L'article qui introduit le délit d'entrave n'est en rien une entaille dans la liberté de manifester des étudiants ou des personnels. Le dispositif introduit dans le texte n'apporte rien qui n'existe déjà dans notre arsenal juridique et pénal. Il ne concerne ni les étudiants ni les personnels des établissements. Puisque des doutes semblent persister quant à la portée de cet article, j'écrirai par voie de circulaire à l'ensemble des établissements pour rappeler que jamais la libre expression et la liberté de mobilisation, qui sont au coeur de la tradition universitaire, ne pourront être remis en cause.
Mais il nous faut collectivement condamner toutes les tentatives de censure ou de pression exercées de l'extérieur sur ce qui est à la fois le ciment et l'oxygène de la communauté scientifique : la liberté d'enseigner, de chercher, de débattre. Le paradoxe de la recherche est que cette liberté est tout autant un droit qu'un devoir. Non seulement la recherche peut, mais elle doit refuser d'être inféodée à tout autre intérêt que celui de la connaissance. Elle doit être constamment alignée avec les valeurs de la science, sans quoi elle se renie elle-même.
Cette intégrité est la base de la confiance que les citoyens accordent à la communauté scientifique. Il était donc essentiel de l'inscrire dans la loi, car tous les dispositifs que nous voulons construire pour favoriser le dialogue entre chercheurs et citoyens reposent sur ce socle. L'intégrité scientifique est aussi la condition de la coopération entre le monde académique et l'ensemble de la société. La dynamique de l'innovation est désormais bien connue : elle ne découle pas de la recherche de façon linéaire, comme un fleuve de sa source. Elle résulte du choc entre une culture académique vouée au progrès des connaissances et une culture entrepreneuriale vouée au développement d'un produit jusqu'au marché.

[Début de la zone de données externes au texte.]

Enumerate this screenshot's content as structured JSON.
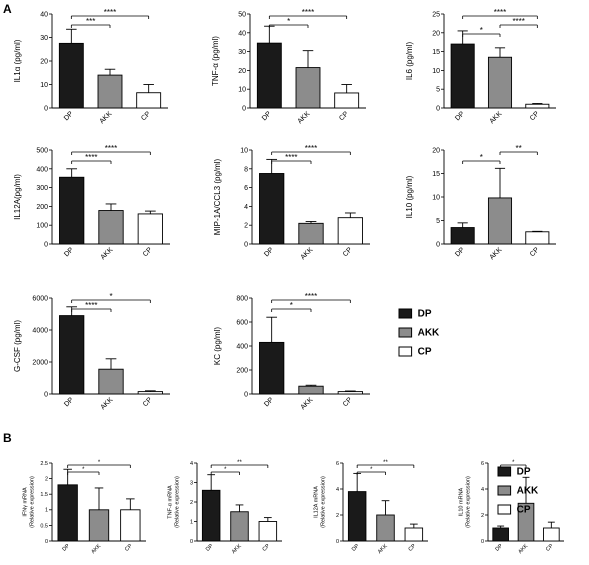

On se souvient de Jean Perrin rappelant que ce n'est pas en voulant guérir le cancer que Marie Curie a découvert le radium et l'on sait aussi que ce n'est pas en perfectionnant la bougie qu'on a inventé l'ampoule électrique. Ce n'est qu'en restant fidèle à elle-même, en repoussant le front de la connaissance que la recherche peut être une source d'innovation de rupture pour nos entreprises.
C'est pourquoi la programmation n'a pas vocation à soumettre nos laboratoires publics à des visées économiques, mais à favoriser les allers et retours entre les deux mondes en favorisant les mobilités des chercheurs et des doctorants, en renforçant les dispositifs de recherche partenariale qui ont fait leurs preuves, afin que puissent jaillir de ces rencontres, croisements et inspirations mutuelles les étincelles de l'innovation.
Vous le voyez, mesdames et messieurs les députés, le texte qui vous est soumis aujourd'hui n'exprime pas seulement un consensus politique. Il traduit la volonté renouvelée de notre pays d'investir massivement dans sa recherche, de confirmer les grands principes qui la guident tout en offrant des perspectives nouvelles à ceux qui la font. Je tiens à nouveau à remercier la représentation nationale, qui a permis à un tel texte d'aboutir. Cette loi de programmation vous doit énormément et je sais pouvoir compter sur chacun d'entre vous pour veiller à ce que tous les engagements pris soient respectés. (Applaudissements sur les bancs des groupes LaREM et Dem.)